The name, symbol and range of droplet sizes used to describe the median droplet diameter produced by nozzles according to ASABE S572.3
Keep your boom low. Lowering the boom ranks as the second-most effective way to reduce drift, after coarser sprays. But there’s a limit. For low-drift sprays, you need at least 100% overlap (more for PWM), which is for the edge of one nozzle pattern to spray into the centre of the adjacent pattern. In other words, the spray pattern should be twice as wide as your nozzle spacing at target height. For most nozzles, a boom height of close to 20 inches is enough to achieve this overlap. That’s pretty low by current standards from suspended booms on self-propelled sprayers, so being too low for a good pattern will only happen due to boom sway.
Maintain reasonably slow travel speeds. These reduce the amount of fine droplets that hang behind the spray boom, reduce turbulence from sprayer wheels, and they also make low booms more practical. An added bonus is less dust generation.

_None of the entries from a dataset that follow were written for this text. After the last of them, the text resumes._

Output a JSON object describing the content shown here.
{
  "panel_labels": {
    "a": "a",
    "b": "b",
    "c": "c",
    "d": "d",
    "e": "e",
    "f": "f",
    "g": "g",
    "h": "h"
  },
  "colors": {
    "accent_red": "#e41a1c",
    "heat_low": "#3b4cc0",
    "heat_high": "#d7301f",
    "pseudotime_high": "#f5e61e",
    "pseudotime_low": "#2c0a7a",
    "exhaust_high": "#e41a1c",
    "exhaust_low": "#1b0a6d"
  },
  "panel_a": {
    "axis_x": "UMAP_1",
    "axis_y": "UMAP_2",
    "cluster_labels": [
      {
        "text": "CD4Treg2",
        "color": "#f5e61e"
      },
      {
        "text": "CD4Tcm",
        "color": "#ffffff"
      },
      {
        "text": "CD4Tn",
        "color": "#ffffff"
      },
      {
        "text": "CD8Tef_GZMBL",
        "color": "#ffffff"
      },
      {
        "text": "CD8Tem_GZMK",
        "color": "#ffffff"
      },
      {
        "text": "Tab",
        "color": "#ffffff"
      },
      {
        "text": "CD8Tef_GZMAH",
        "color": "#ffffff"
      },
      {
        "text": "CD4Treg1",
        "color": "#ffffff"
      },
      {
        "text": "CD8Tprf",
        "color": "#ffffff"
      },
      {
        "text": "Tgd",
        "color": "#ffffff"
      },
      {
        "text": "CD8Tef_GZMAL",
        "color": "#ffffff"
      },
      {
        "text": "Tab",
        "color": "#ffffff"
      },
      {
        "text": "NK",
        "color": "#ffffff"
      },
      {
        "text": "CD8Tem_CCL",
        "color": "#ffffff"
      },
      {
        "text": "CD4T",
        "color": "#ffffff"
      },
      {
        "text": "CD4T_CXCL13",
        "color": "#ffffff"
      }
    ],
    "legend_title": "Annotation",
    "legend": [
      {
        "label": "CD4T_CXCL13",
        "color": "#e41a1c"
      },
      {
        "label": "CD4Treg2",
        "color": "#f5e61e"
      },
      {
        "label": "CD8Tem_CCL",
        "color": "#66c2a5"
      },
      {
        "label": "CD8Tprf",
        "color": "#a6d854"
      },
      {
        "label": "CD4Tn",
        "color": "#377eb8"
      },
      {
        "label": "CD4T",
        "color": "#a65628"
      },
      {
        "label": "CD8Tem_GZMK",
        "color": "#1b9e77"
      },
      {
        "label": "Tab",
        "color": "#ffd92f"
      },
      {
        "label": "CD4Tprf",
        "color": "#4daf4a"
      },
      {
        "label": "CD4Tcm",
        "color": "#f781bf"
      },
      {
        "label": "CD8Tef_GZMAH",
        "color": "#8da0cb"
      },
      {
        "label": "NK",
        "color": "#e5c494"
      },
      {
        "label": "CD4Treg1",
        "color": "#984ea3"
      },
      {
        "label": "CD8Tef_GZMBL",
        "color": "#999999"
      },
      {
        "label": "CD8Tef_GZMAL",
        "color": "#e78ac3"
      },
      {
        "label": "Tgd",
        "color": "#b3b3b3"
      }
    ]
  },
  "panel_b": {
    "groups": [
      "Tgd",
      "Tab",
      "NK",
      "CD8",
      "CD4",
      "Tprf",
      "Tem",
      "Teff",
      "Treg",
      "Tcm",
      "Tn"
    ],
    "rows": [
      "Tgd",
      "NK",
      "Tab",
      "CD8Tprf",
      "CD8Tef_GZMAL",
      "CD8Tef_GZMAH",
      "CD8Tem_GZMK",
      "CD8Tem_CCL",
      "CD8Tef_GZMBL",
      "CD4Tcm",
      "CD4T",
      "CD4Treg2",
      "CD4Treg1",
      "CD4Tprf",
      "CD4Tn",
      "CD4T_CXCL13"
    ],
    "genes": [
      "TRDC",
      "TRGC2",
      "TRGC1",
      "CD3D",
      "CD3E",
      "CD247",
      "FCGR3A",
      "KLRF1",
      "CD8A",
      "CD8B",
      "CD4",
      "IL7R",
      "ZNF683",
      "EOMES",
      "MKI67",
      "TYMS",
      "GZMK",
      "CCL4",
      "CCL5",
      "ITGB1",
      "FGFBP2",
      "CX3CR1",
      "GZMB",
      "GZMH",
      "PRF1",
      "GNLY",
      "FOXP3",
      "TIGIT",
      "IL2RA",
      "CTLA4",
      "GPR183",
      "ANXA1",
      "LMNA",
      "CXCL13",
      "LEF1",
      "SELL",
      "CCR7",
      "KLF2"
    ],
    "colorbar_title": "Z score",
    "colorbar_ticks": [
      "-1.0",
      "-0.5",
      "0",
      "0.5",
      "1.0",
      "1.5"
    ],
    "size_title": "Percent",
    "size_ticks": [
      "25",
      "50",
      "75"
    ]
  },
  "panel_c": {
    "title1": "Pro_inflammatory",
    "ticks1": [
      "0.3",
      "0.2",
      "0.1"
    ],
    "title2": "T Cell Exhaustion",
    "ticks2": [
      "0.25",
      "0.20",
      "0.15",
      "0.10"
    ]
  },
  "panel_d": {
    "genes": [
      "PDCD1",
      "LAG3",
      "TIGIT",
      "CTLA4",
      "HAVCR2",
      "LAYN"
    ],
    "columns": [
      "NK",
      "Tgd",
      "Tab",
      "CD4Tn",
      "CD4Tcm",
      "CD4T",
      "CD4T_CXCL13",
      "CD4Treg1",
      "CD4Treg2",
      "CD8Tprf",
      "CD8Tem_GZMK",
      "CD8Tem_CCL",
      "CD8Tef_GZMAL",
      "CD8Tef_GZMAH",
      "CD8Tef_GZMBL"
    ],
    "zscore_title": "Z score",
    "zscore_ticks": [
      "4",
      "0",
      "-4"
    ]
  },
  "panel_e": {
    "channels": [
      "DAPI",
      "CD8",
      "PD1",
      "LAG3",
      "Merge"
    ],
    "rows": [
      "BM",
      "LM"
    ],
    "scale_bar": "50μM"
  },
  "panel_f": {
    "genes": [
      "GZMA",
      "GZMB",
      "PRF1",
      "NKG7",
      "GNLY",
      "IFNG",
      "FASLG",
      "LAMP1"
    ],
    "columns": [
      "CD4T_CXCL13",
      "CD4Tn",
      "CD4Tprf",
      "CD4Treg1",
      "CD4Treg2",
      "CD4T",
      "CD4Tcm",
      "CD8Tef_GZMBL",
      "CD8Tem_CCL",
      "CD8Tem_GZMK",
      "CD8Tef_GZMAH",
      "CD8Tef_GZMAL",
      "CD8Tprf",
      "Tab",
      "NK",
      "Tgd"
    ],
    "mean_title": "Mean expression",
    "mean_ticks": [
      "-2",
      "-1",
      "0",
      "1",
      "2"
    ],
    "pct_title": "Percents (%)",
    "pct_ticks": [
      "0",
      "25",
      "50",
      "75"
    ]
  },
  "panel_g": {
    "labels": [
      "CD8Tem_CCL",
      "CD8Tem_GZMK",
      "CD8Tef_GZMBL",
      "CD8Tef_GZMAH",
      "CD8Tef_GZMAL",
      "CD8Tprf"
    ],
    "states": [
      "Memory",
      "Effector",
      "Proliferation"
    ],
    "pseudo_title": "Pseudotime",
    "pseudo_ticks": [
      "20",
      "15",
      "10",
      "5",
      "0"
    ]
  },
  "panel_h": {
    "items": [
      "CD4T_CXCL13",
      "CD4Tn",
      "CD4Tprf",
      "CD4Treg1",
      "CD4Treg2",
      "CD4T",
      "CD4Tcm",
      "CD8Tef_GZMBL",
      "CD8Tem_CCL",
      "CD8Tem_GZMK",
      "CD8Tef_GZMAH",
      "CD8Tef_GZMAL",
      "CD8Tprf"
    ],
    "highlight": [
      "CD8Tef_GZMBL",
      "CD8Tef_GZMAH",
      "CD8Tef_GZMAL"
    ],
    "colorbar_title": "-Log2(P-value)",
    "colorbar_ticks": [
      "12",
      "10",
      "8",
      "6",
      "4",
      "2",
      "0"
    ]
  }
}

Know what’s downwind and what harms it. Survey the fields on all sides of the parcel you’re treating. When you have a choice, avoid spraying fields that have sensitive areas downwind such as water, shelterbelts, pastures, people, etc. If you can’t avoid being upwind of these areas, make sure you check and obey the buffer zone restrictions on the label. These will also give you an idea if the product can cause harm in water or on land, or both.
Let the weather help you.
Take the wind from the side if you can. Going straight into the wind creates a lot of extra drift.
Consider a dicamba tip for special situations, even if you don’t use dicamba. If you’re in a situation where quitting and waiting is a poor option, these tips allow you to finish the job with minimal drift risk and with only slight reductions in product performance due to poor coverage.
Use a low-drift adjuvant. Specific products such as Interlock or Valid have been shown to reduce driftable fines (<150 microns) by between 40 – 60%, without adding significant volume in coarser droplets. The response will depend on the nozzle and the tank mix, but can be very noticeable.
Study drift and how it forms and moves. It’s about more than wind speed and droplet size. Knowledge in this area can help you work out the best strategies.
Invest in productivity. You may not need it every day, but on occasions when you have a small window to avoid bad weather, it pays dividends.
If you feel that drift is unavoidable and someone might be impacted by it, talk to those people first. It’s one of the most important things you can do.
Keeping pesticide sprays on target continues to be one of our top responsibilities.